一方で、マイナンバーカードを活用した行政手続きのオンライン化は、既に実現が見込まれているものもあります。

例えばLINEでは、2021年春にマイナンバーカード内に記録された電子署名を活用するJPKIという公的個人認証サービス開発し、行政サービスや税公金等の公的な支払いをキャッシュレスで行えるサービスを2021年春から提供するとしています。

このサービスが実現すれば、例えば住民票の写しや納税証明書等の書類が必要なときには、各自治体のLINE公式アカウントで質問に回答するだけで、簡単に申請することが可能になります。
書類発行に伴う手数料はLINE Payで支払えるとのことですから、オンラインで書類発行手続きを完結することが可能になるでしょう。


実はマイナンバーは、かねてから普及に向けたロードマップが引かれています。

例えば、「2023年3月末にほとんどの住民がカードを保有する」と菅さんは公表しており、日本の人口1億2千万人への普及が当面の目標となりそうです。
そのために、「健康保険証としての活用」や「職員証や社員証への活用」、「医療保険のオンライン資格確認の導入」など様々な方法でマイナンバーカードの利用拡大を図っています。

ここまで述べてきたように、マイナンバーは行政のデジタル化の肝ですし、ロードマップもひかれていますから、今後確実に普及していくでしょう。
それではマイナンバーカードの普及は保険業界にどのような影響を与えるのでしょうか?


マイナンバーカードをキーとしたデータ連携効果

保険業界においてデータ連携を実現しようとする時、一番の課題は「データを連携する際のキーとなるIDがない」ということでした。

保険会社の顧客IDがその役割を果たせば一番よいのですが、残念ながら保険会社の顧客IDはそこまで利用されていないのが現状です。
まず保険会社の顧客IDの利用を開始している顧客がそこまで多くいません。
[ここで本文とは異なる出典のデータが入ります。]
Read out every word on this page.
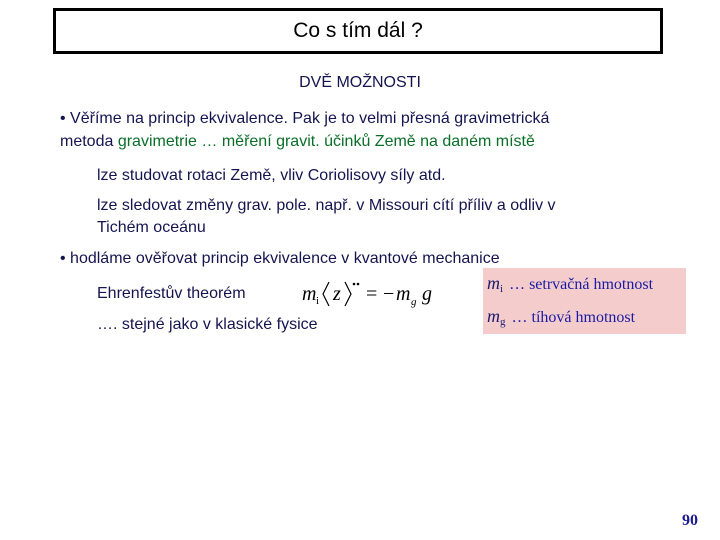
Co s tím dál ?
DVĚ MOŽNOSTI
• Věříme na princip ekvivalence. Pak je to velmi přesná gravimetrická
metoda gravimetrie … měření gravit. účinků Země na daném místě
lze studovat rotaci Země, vliv Coriolisovy síly atd.
lze sledovat změny grav. pole. např. v Missouri cítí příliv a odliv v
Tichém oceánu
• hodláme ověřovat princip ekvivalence v kvantové mechanice
Ehrenfestův theorém	m i z = − m g g
…. stejné jako v klasické fysice
$m_i$ … setrvačná hmotnost
$m_g$ … tíhová hmotnost
90
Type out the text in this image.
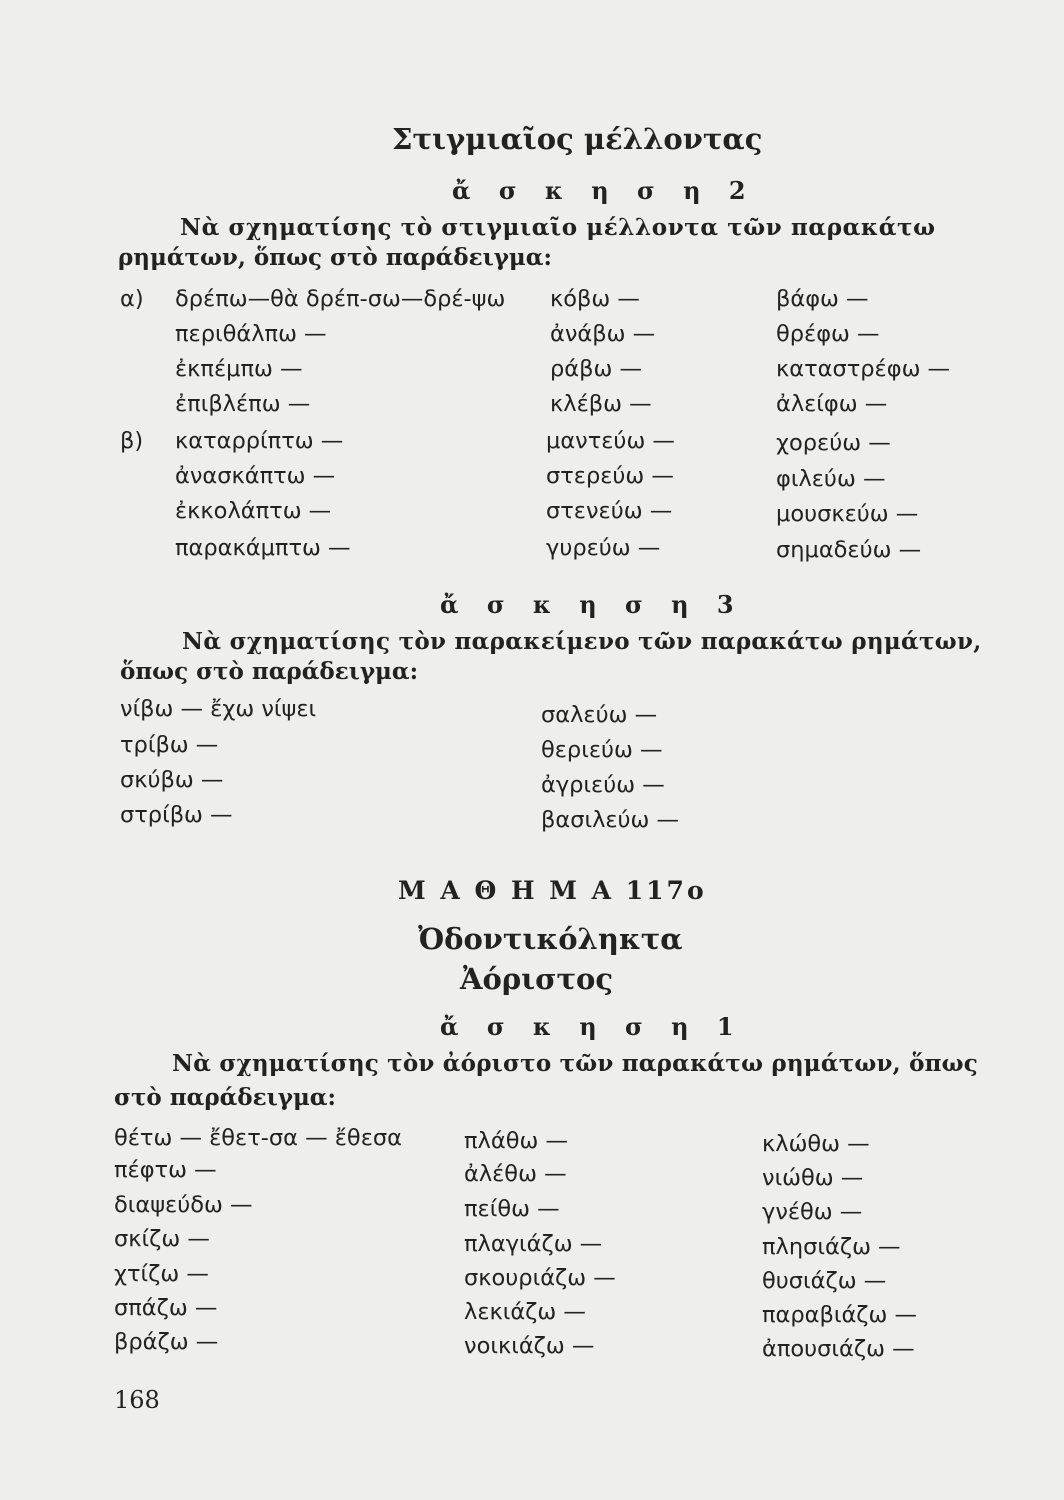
Στιγμιαῖος μέλλοντας
ἄ σ κ η σ η 2
Νὰ σχηματίσης τὸ στιγμιαῖο μέλλοντα τῶν παρακάτω
ρημάτων, ὅπως στὸ παράδειγμα:
α)
β)
δρέπω—θὰ δρέπ-σω—δρέ-ψω
περιθάλπω —
ἐκπέμπω —
ἐπιβλέπω —
καταρρίπτω —
ἀνασκάπτω —
ἐκκολάπτω —
παρακάμπτω —
κόβω —
ἀνάβω —
ράβω —
κλέβω —
μαντεύω —
στερεύω —
στενεύω —
γυρεύω —
βάφω —
θρέφω —
καταστρέφω —
ἀλείφω —
χορεύω —
φιλεύω —
μουσκεύω —
σημαδεύω —
ἄ σ κ η σ η 3
Νὰ σχηματίσης τὸν παρακείμενο τῶν παρακάτω ρημάτων,
ὅπως στὸ παράδειγμα:
νίβω — ἔχω νίψει
τρίβω —
σκύβω —
στρίβω —
σαλεύω —
θεριεύω —
ἀγριεύω —
βασιλεύω —
Μ Α Θ Η Μ Α 117ο
Ὀδοντικόληκτα
Ἀόριστος
ἄ σ κ η σ η 1
Νὰ σχηματίσης τὸν ἀόριστο τῶν παρακάτω ρημάτων, ὅπως
στὸ παράδειγμα:
θέτω — ἔθετ-σα — ἔθεσα
πέφτω —
διαψεύδω —
σκίζω —
χτίζω —
σπάζω —
βράζω —
πλάθω —
ἀλέθω —
πείθω —
πλαγιάζω —
σκουριάζω —
λεκιάζω —
νοικιάζω —
κλώθω —
νιώθω —
γνέθω —
πλησιάζω —
θυσιάζω —
παραβιάζω —
ἀπουσιάζω —
168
顧客IDは通常、契約成立後に発行されますが、顧客は契約を申し込んだ時点で安心してしまい保険からの関心が薄れてしまうため、顧客IDのことも忘れられてしまうからです。
また顧客IDの利用を開始したとしても、利用するシーンが少ないため、ID・パスワードが忘れられてしまうケースも多いです。

顧客に浸透している別のIDを基軸にする手も考えられますが、そのようなIDはGoogleやFacebookなどデジタルプラットフォーマーが提供しているものに限られます。
もちろん、そういったプラットフォーマーと連携できればよいですが、データの主導権を握られてしまうことは間違いありません。

もしマイナンバーカードが統合IDとして日本全体で普及してくれば、デジタルプラットフォーマーに依らずマイナンバーカードを基軸に保険業界と他業界のデータをつないでいくことができます。

日本国内で保険会社を主体として衣食住・運動・医療データなどをもつ様々な企業と連携することができれば、個々人のリスクに最適化された全く新しい保険商品の開発にもつながるかもしれません。
また、病気になったときや自然災害にあったときに、その情報が自動で保険会社に連携されて速やかに保険金が支払われる未来も実現できるかもしれません。


滑らかな顧客体験/業務体験の実現でマイナンバーカードの活用を推進

今後、保険業界において求められるのは、マイナンバーと契約者の紐付けです。
その際、ポイントになるのは「滑らかな顧客体験/業務体験の実現」です。

例えば、冒頭でも取り上げた10万円の特別定額給付金の給付の際にも、マイナンバーの活用による行政手続きの簡略化は図られていました。
申請手続きは簡略化されたのですが、マイナンバーと口座情報が紐付いていないため、役所における手作業での口座情報の確認業務が大変な時間を要してしまいました。
この例からも分かる通り、マイナンバーの普及や活用には、顧客側の手続きの流れだけでなく、マイナンバーの利用を受けて作業する側の業務の流れまで含めて、顧客体験/業務体験の両方が滑らかになるように設計することが重要です。

将来、顧客にマイナンバーと契約情報の紐付けを促すことを見据えて、保険業界に携わる人自身がマイナンバーカードの利用者となって積極的に活用を進めたいところです。
保険業界全体でマイナンバーの活用を推進し、新しい行政そして保険業界の未来をつくっていきましょう。


※本記事は保険毎日新聞に寄稿した内容を再投稿したものです。保険毎日新聞からは許可をいただいています。